How hot was it? I don’t own a thermometer so let’s say it wasn’t just hot, it was Hot. How Hot? It was Hot enough to sweat through any and all outfits. It was a fever's dream. In fact, let’s say it wasn’t just Hot, it was HOT. I’ll put it this way – I had a formal event on a Friday night and it was HOT enough that I had to dress in the hallway. It was HOT enough that I was putting towels soaked in cold water on my burning forehead, as a nurse would do for a defeated soldier, lethally wounded, lying in a frozen forest of fleeing feet. Little tricks like this solved the problem – well, I shouldn’t say that, since the problem was the radiator, and I didn't solve the radiator. Let’s try again – little tricks like this solved the HOT problem caused by the problem radiator. Overall, it wasn't one solution but a combination, half-successful remedies coming together to pass the time, like drinking wine while venting about your Tuesday.
My first remedy was pretty obvious – I opened the windows and invited winter over. Anytime's good, but come around soon. Seasonal air has always been my most reluctant guest. I remember how in summer it could take hours after I shut off the AC before the heat lingering on the windowsill would make itself at home. The winter chill likewise took some time to warm up, at first tentatively poking around at my feet before carefully working its way past my knee until it finally settled in at my hip. The idea sort of worked, I knew from high school science how heat rises and cold air falls, and my apartment proved loyal to the textbooks as it segregated itself into a top and bottom half.
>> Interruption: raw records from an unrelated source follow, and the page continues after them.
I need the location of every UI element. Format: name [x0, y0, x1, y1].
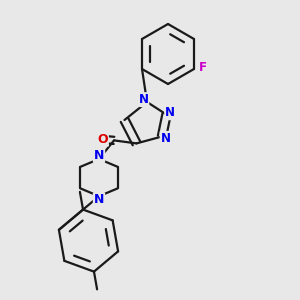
Text: F: F: [199, 61, 207, 74]
Text: N: N: [160, 132, 171, 145]
Text: N: N: [94, 193, 104, 206]
Text: O: O: [97, 133, 108, 146]
Text: N: N: [94, 149, 104, 162]
Text: N: N: [165, 106, 175, 119]
Text: N: N: [138, 93, 148, 106]
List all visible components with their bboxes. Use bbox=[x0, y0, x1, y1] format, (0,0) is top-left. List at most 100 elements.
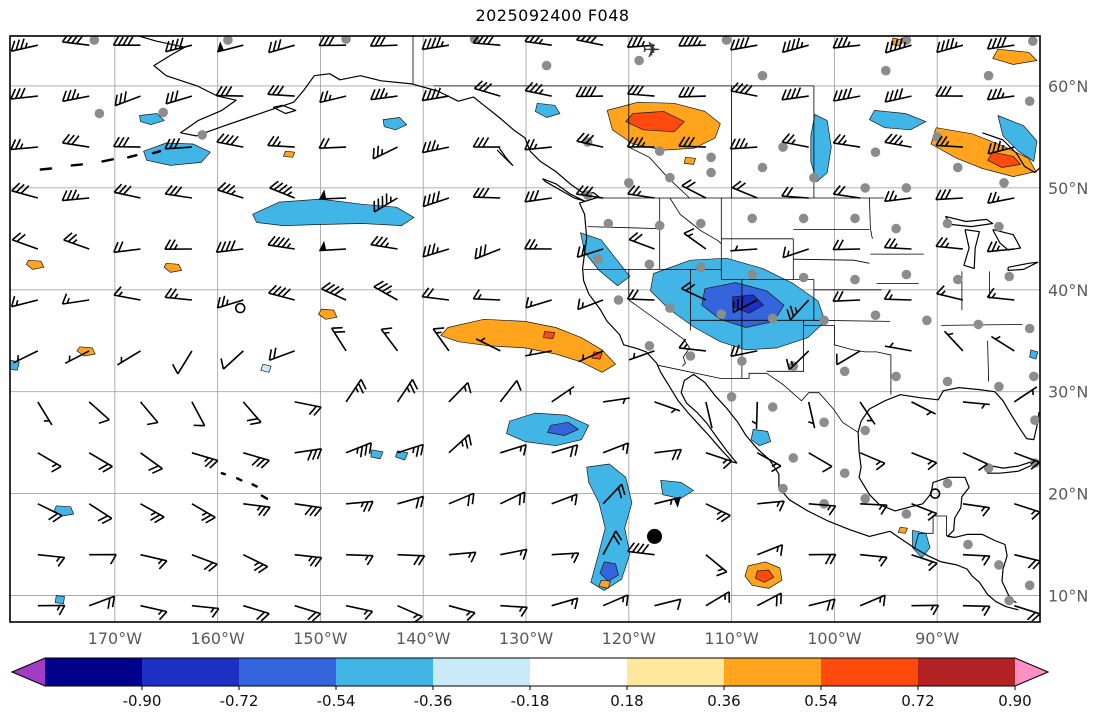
barb-staff bbox=[935, 135, 963, 148]
barb-staff bbox=[346, 553, 374, 566]
station-dot bbox=[994, 560, 1004, 570]
wind-barb bbox=[422, 191, 450, 208]
barb-staff bbox=[943, 330, 964, 352]
wind-barb bbox=[935, 236, 963, 250]
barb-staff bbox=[860, 553, 888, 567]
station-dot bbox=[706, 167, 716, 178]
wind-barb bbox=[191, 401, 206, 427]
barb-staff bbox=[294, 604, 322, 622]
wind-barb bbox=[832, 239, 861, 251]
barb-staff bbox=[318, 36, 347, 47]
barb-staff bbox=[832, 239, 861, 251]
barb-staff bbox=[373, 193, 398, 213]
contour-region-bc-offshore-blue bbox=[534, 102, 561, 118]
station-dot bbox=[901, 509, 912, 519]
colorbar-arrow-right bbox=[1015, 658, 1048, 686]
wind-barb bbox=[751, 401, 759, 429]
wind-barb bbox=[911, 503, 938, 522]
barb-staff bbox=[836, 350, 861, 366]
wind-barb bbox=[859, 594, 886, 607]
wind-barb bbox=[191, 503, 216, 524]
barb-staff bbox=[678, 86, 706, 98]
barb-staff bbox=[397, 495, 425, 509]
border-line bbox=[628, 269, 685, 341]
barb-staff bbox=[807, 401, 816, 429]
barb-staff bbox=[911, 604, 940, 616]
barb-staff bbox=[373, 280, 398, 301]
barb-staff bbox=[729, 137, 758, 150]
contour-region-chiapas-orange bbox=[897, 526, 908, 534]
wind-barb bbox=[61, 189, 90, 202]
barb-staff bbox=[37, 553, 66, 567]
wind-barb bbox=[217, 181, 244, 199]
barb-pennant bbox=[673, 497, 681, 508]
wind-barb bbox=[370, 235, 398, 250]
barb-staff bbox=[832, 87, 861, 102]
wind-barb bbox=[432, 327, 450, 352]
station-dot bbox=[94, 108, 105, 119]
barb-staff bbox=[113, 286, 141, 301]
wind-barb bbox=[602, 594, 629, 607]
barb-staff bbox=[217, 181, 244, 199]
barb-staff bbox=[37, 604, 66, 616]
barb-staff bbox=[832, 185, 861, 199]
border-line bbox=[587, 226, 660, 229]
barb-staff bbox=[397, 604, 423, 622]
wind-barb bbox=[1014, 452, 1040, 470]
wind-barb bbox=[986, 36, 1015, 50]
wind-barb bbox=[884, 133, 912, 148]
lat-tick-label: 10°N bbox=[1048, 587, 1088, 606]
wind-barb bbox=[576, 132, 604, 148]
barb-staff bbox=[473, 80, 501, 97]
wind-barb bbox=[654, 496, 681, 508]
contour-region-big-top-red-core bbox=[625, 111, 685, 133]
wind-barb bbox=[860, 503, 888, 515]
barb-staff bbox=[319, 248, 347, 252]
station-dot bbox=[953, 162, 963, 173]
plot-frame bbox=[9, 35, 1041, 623]
station-dot bbox=[644, 341, 655, 351]
station-dot bbox=[757, 162, 768, 173]
barb-staff bbox=[628, 231, 655, 250]
wind-barb bbox=[500, 444, 527, 456]
wind-barb bbox=[705, 503, 731, 523]
barb-staff bbox=[705, 591, 731, 607]
barb-staff bbox=[524, 238, 552, 250]
wind-barb bbox=[860, 553, 888, 567]
station-dot bbox=[747, 213, 757, 224]
coastline bbox=[1007, 261, 1039, 271]
contour-region-subtrop-core bbox=[547, 421, 579, 436]
wind-barb bbox=[626, 136, 655, 148]
barb-staff bbox=[330, 326, 347, 352]
wind-barb bbox=[448, 382, 472, 403]
coastline bbox=[542, 178, 586, 202]
barb-staff bbox=[61, 36, 90, 46]
wind-barb bbox=[705, 401, 713, 429]
barb-staff bbox=[500, 444, 527, 456]
barb-staff bbox=[396, 378, 419, 403]
barb-staff bbox=[345, 442, 372, 458]
barb-staff bbox=[215, 85, 244, 97]
barb-staff bbox=[731, 180, 758, 199]
wind-barb bbox=[220, 350, 244, 370]
barb-staff bbox=[935, 188, 963, 201]
chart-title: 2025092400 F048 bbox=[475, 6, 630, 25]
barb-staff bbox=[472, 137, 501, 148]
barb-staff bbox=[551, 444, 579, 458]
wind-barb bbox=[448, 434, 472, 454]
wind-barb bbox=[859, 452, 886, 471]
barb-staff bbox=[294, 503, 323, 517]
wind-barb bbox=[551, 552, 580, 564]
wind-barb bbox=[139, 401, 159, 426]
coastline bbox=[857, 432, 1017, 604]
barb-staff bbox=[962, 503, 991, 517]
wind-barb bbox=[216, 295, 244, 309]
wind-barb bbox=[654, 401, 681, 414]
border-line bbox=[628, 85, 690, 199]
wind-barb bbox=[140, 503, 165, 524]
wind-barb bbox=[37, 452, 62, 473]
colorbar-tick-label: -0.18 bbox=[511, 692, 550, 710]
barb-staff bbox=[986, 87, 1015, 101]
station-dot bbox=[644, 259, 655, 270]
barb-staff bbox=[987, 140, 1015, 155]
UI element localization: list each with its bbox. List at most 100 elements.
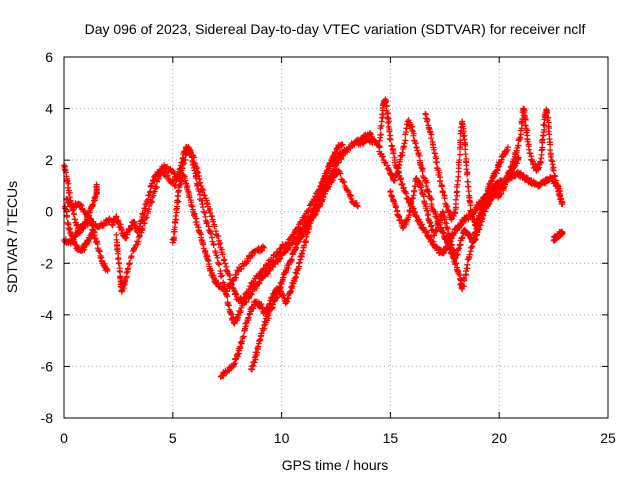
data-point <box>433 228 440 235</box>
data-point <box>541 122 548 129</box>
data-point <box>200 187 207 194</box>
data-point <box>238 265 245 272</box>
data-point <box>249 252 256 259</box>
data-point <box>386 118 393 125</box>
data-point <box>388 192 395 199</box>
data-point <box>399 149 406 156</box>
data-point <box>278 280 285 287</box>
data-point <box>559 229 566 236</box>
data-point <box>344 187 351 194</box>
data-point <box>125 265 132 272</box>
data-point <box>345 188 352 195</box>
data-point <box>70 236 77 243</box>
chart-title: Day 096 of 2023, Sidereal Day-to-day VTE… <box>85 21 586 37</box>
data-point <box>216 261 223 268</box>
plot-frame <box>63 56 609 419</box>
data-point <box>412 140 419 147</box>
data-point <box>343 146 350 153</box>
data-point <box>148 182 155 189</box>
data-point <box>207 230 214 237</box>
data-point <box>143 214 150 221</box>
data-point <box>103 265 110 272</box>
data-point <box>342 147 349 154</box>
data-point <box>413 212 420 219</box>
data-point <box>468 244 475 251</box>
data-point <box>276 285 283 292</box>
data-point <box>276 249 283 256</box>
data-point <box>81 208 88 215</box>
data-point <box>513 147 520 154</box>
data-point <box>423 183 430 190</box>
data-point <box>448 242 455 249</box>
data-point <box>272 252 279 259</box>
data-point <box>415 150 422 157</box>
data-point <box>306 217 313 224</box>
series-track-c <box>61 217 111 275</box>
data-point <box>419 167 426 174</box>
data-point <box>215 233 222 240</box>
data-point <box>424 117 431 124</box>
series-track-f <box>108 143 350 327</box>
data-point <box>482 194 489 201</box>
data-point <box>550 167 557 174</box>
data-point <box>488 178 495 185</box>
data-point <box>100 222 107 229</box>
data-point <box>547 147 554 154</box>
data-point <box>128 253 135 260</box>
data-point <box>186 194 193 201</box>
data-point <box>210 241 217 248</box>
data-point <box>67 240 74 247</box>
data-point <box>240 333 247 340</box>
data-point <box>502 181 509 188</box>
data-point <box>90 218 97 225</box>
x-tick-label: 0 <box>60 430 68 446</box>
data-point <box>379 153 386 160</box>
data-point <box>268 305 275 312</box>
data-point <box>430 241 437 248</box>
data-point <box>504 144 511 151</box>
data-point <box>86 209 93 216</box>
data-point <box>419 190 426 197</box>
x-axis-title: GPS time / hours <box>282 457 389 473</box>
data-point <box>146 192 153 199</box>
data-point <box>244 258 251 265</box>
data-point <box>416 161 423 168</box>
data-point <box>94 238 101 245</box>
data-point <box>517 134 524 141</box>
data-point <box>200 208 207 215</box>
x-tick-label: 5 <box>169 430 177 446</box>
data-point <box>86 212 93 219</box>
data-point <box>137 220 144 227</box>
series-track-b <box>62 203 98 254</box>
data-point <box>225 270 232 277</box>
data-point <box>425 216 432 223</box>
data-point <box>487 197 494 204</box>
data-point <box>262 309 269 316</box>
data-point <box>131 245 138 252</box>
data-point <box>203 200 210 207</box>
data-point <box>389 143 396 150</box>
data-point <box>222 260 229 267</box>
data-point <box>65 199 72 206</box>
data-point <box>461 276 468 283</box>
data-point <box>177 165 184 172</box>
data-point <box>304 222 311 229</box>
data-point <box>377 131 384 138</box>
data-point <box>247 286 254 293</box>
data-point <box>188 149 195 156</box>
data-point <box>535 165 542 172</box>
data-point <box>460 283 467 290</box>
data-point <box>96 248 103 255</box>
data-point <box>220 257 227 264</box>
data-point <box>261 244 268 251</box>
y-tick-label: -2 <box>41 255 54 271</box>
y-tick-label: -4 <box>41 307 54 323</box>
data-point <box>445 208 452 215</box>
data-point <box>226 284 233 291</box>
data-point <box>340 178 347 185</box>
data-point <box>199 204 206 211</box>
data-point <box>115 260 122 267</box>
series-track-e <box>113 135 379 307</box>
data-point <box>218 272 225 279</box>
data-point <box>200 241 207 248</box>
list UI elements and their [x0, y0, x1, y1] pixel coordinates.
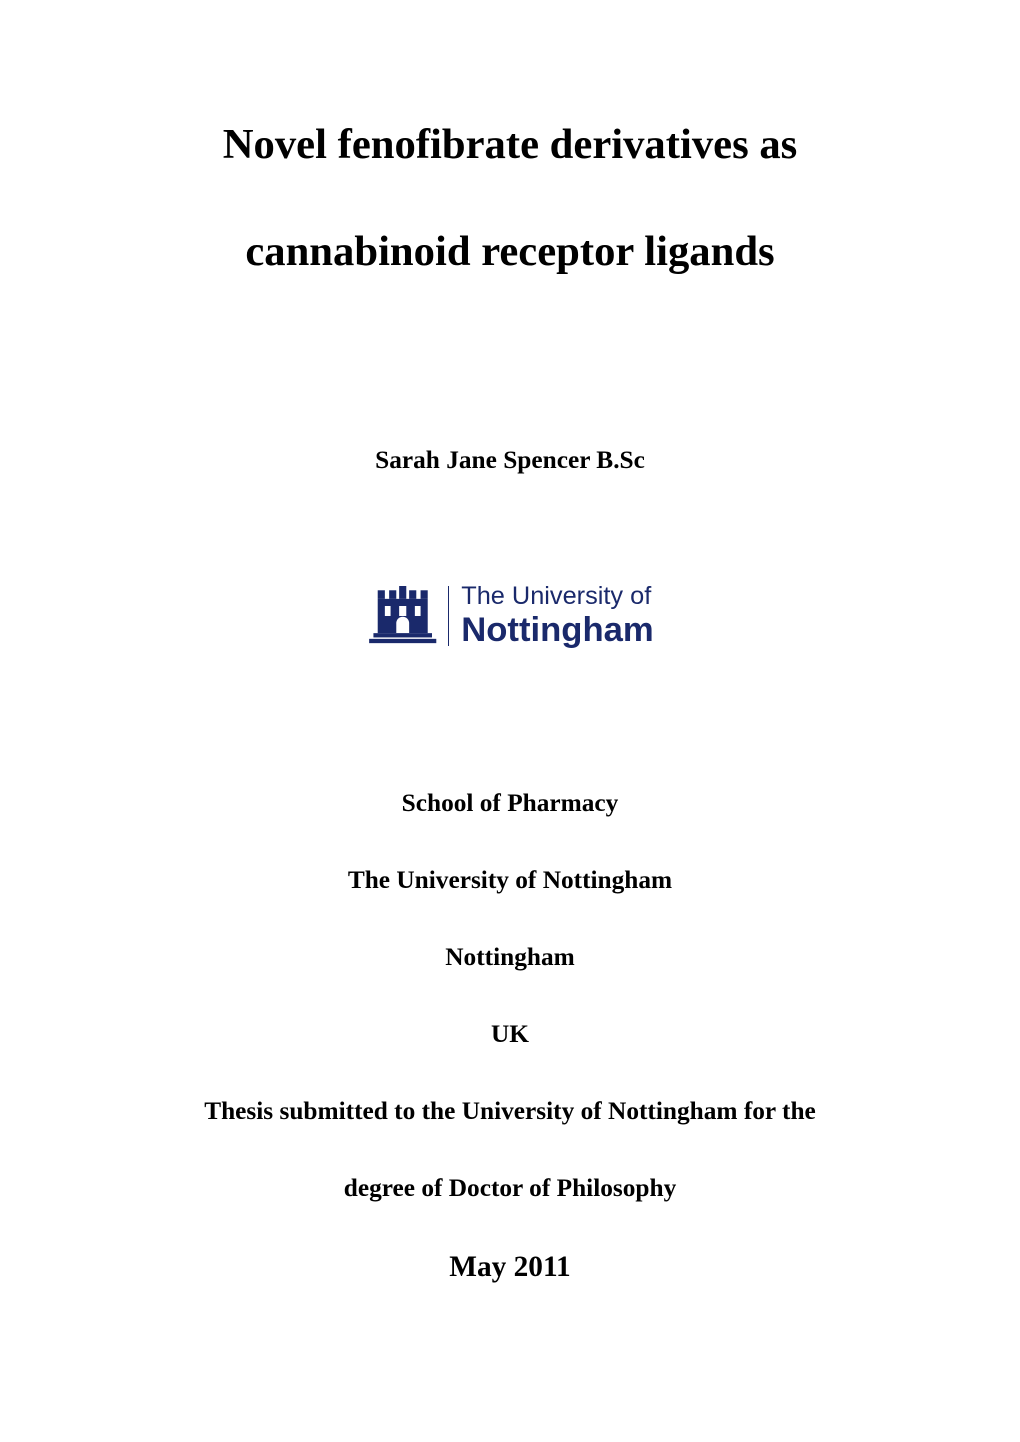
thesis-date: May 2011 [110, 1251, 910, 1284]
logo-castle-icon [366, 586, 449, 646]
university-name: The University of Nottingham [110, 866, 910, 895]
castle-icon [366, 586, 438, 646]
submission-line-2: degree of Doctor of Philosophy [110, 1174, 910, 1203]
title-line-1: Novel fenofibrate derivatives as [110, 120, 910, 169]
country-name: UK [110, 1020, 910, 1049]
logo-text: The University of Nottingham [461, 583, 654, 649]
city-name: Nottingham [110, 943, 910, 972]
school-name: School of Pharmacy [110, 789, 910, 818]
author-name: Sarah Jane Spencer B.Sc [110, 446, 910, 475]
logo-text-line-2: Nottingham [461, 611, 654, 649]
logo-text-line-1: The University of [461, 583, 654, 611]
submission-line-1: Thesis submitted to the University of No… [110, 1097, 910, 1126]
title-line-2: cannabinoid receptor ligands [110, 227, 910, 276]
university-logo: The University of Nottingham [110, 583, 910, 649]
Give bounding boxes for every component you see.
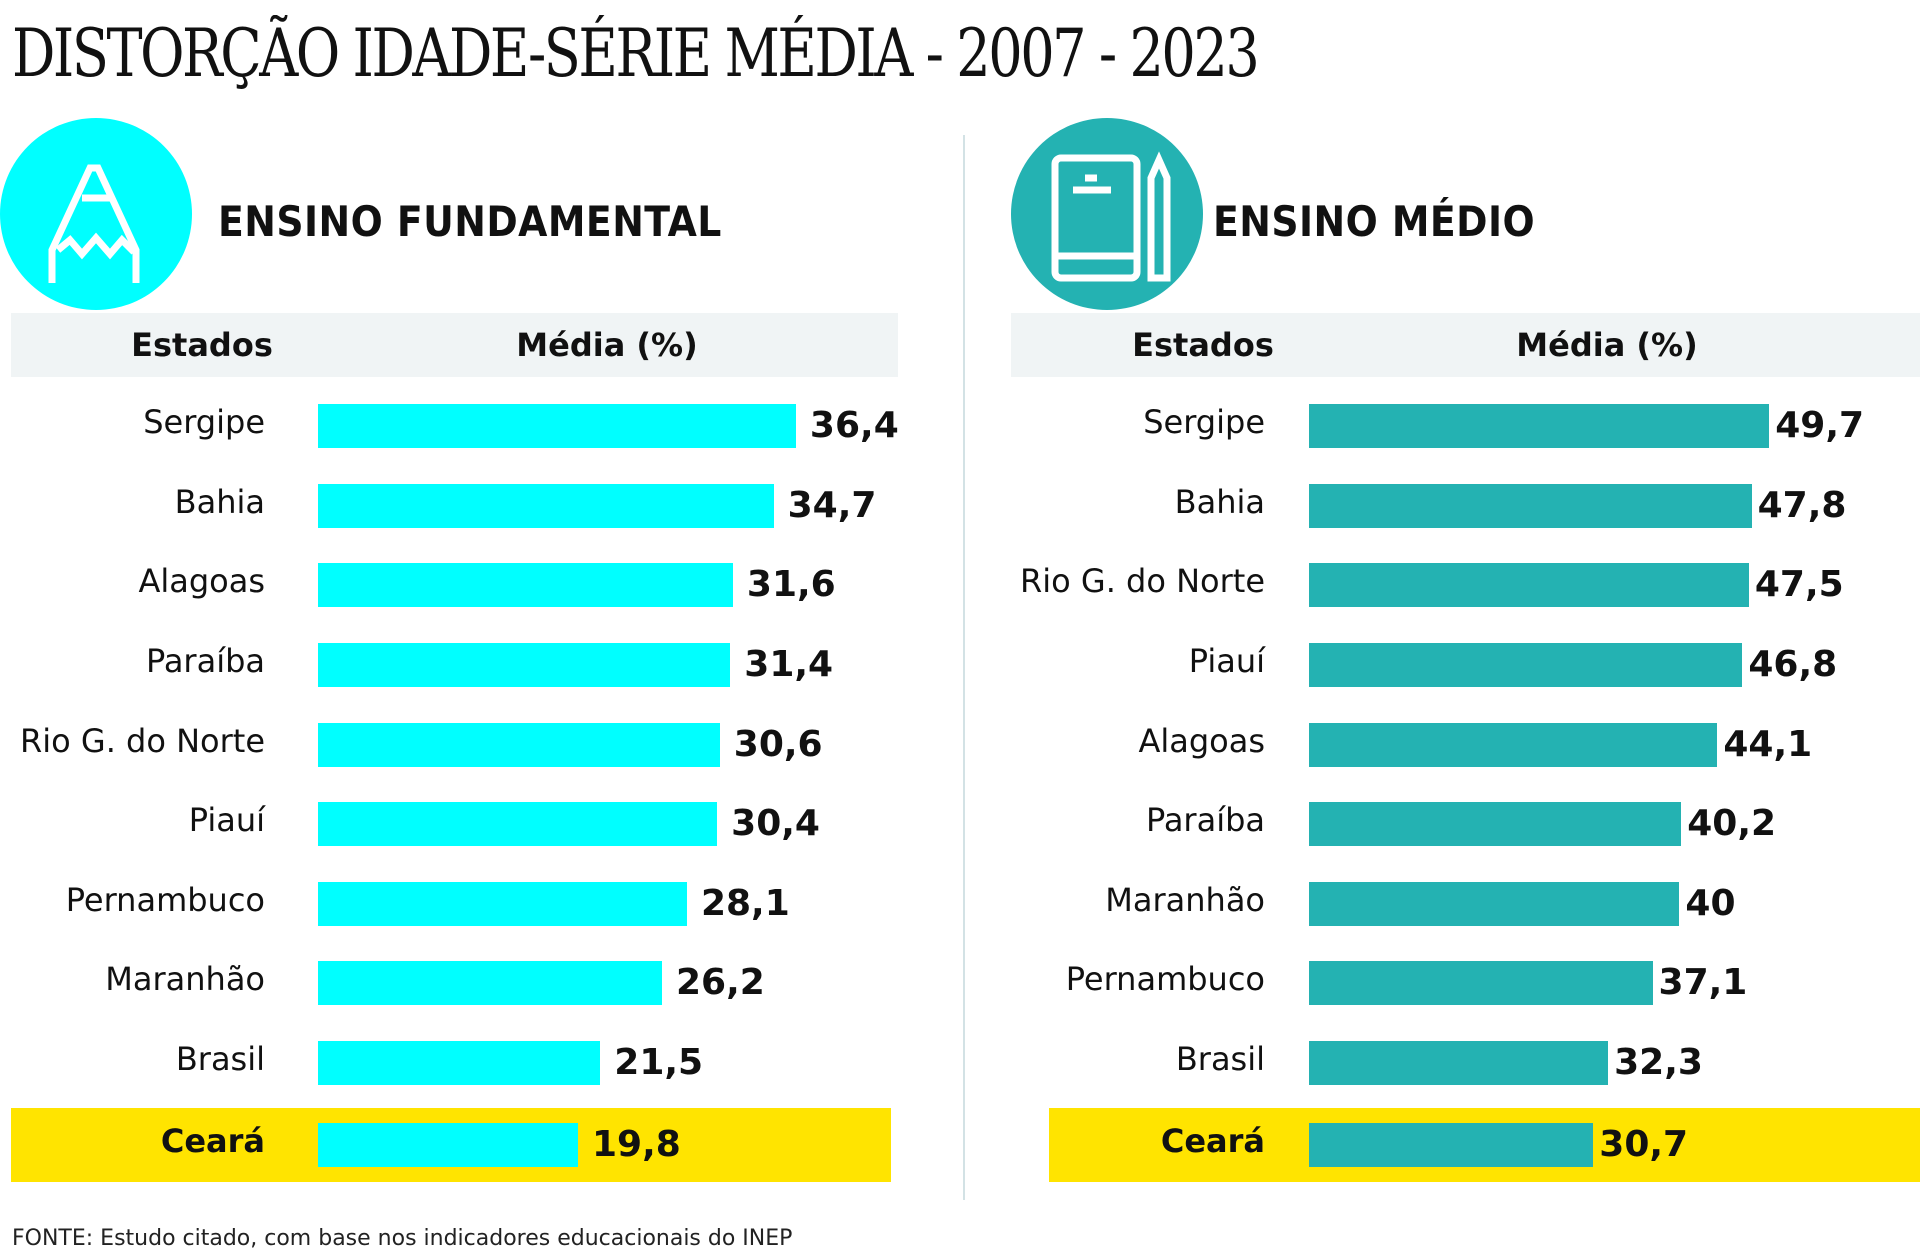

The window was the line and everything below it was now a crisp thirty-five degrees, everything above it burning to a crisp. I could lie on the brittle floor, nearly frozen, wrapped in a blanket and clueless about what to do next like an Iditarod racer whose dogs had vanished. I was cold and the heat remained an issue. When I stood up, my torso would protest against the invasion from the busted radiator until I sank down again, defeated, sweating bullets. I decided to enlist my old ally, the AC, dormant since fall. This was clever like a dead fox, the radiator overpowered the cooling effect, the tropical air marching into my territory to the beat of the fan. Radiator 1, AC 0. I didn’t even stand up to turn the thing off, I just belly-skated across the hardwood and snapped off the plug.
The fan fluttered to a stop and the quiet aftermath calmed the air. It wasn't so bad on the floor but I knew it was only refuge. I felt the high ground staring down at me. I waited until it was time. It ticked steadily forward, leading the way into the future, to the inevitable, forever unable to melt, unable to freeze. It was unchecked by any obstacle, Napoleon’s soldier who made it home first from Russia, for Christmas, each second presenting the next, each second the present. Time’s present for me was bedtime and I waited until I had to open it. My bed was the no man's land, where the border is always on the line, every useless thing pointlessly contested. The pillow was lukewarm like a glass of milk kissed by the microwave, the bedsheets a Zamboni turnpike, the blankets blowing in the wind. My third solution was really something special, an idea only I could come up with – I went sledding. My floors are a little slanted in certain places, you see, but I put up with things if I can sleep well. The bed tobogganed into the corner, I stacked books underneath the box spring for balance, and I laid down to sleep in my trench, a log sloom lumbering beneath the heat, longing for home.
Everything starts downhill. I had my success, the battle was won, the war went on. The sled dragged up the hill again. The air migrated freely around a moving line and the arrows pointed through the quiver. I laid still and floated down to the sleepy shoreline. The flood of dreams receded from memory and I rocked through the hours like I was in a canoe on a cloudy spring day, waiting for low tide. The magma swam with the lava and my forehead was warm under the cool cloth. It was all the same and I was there. I cut another window in the wood to plug the leak and I lay on my back in the water, out of habit, out of necessity, out of ideas. I stayed perfectly still, floating on books, frozen in time as it melted away, tempted to sit up and see where I'd crash, and touch the air again.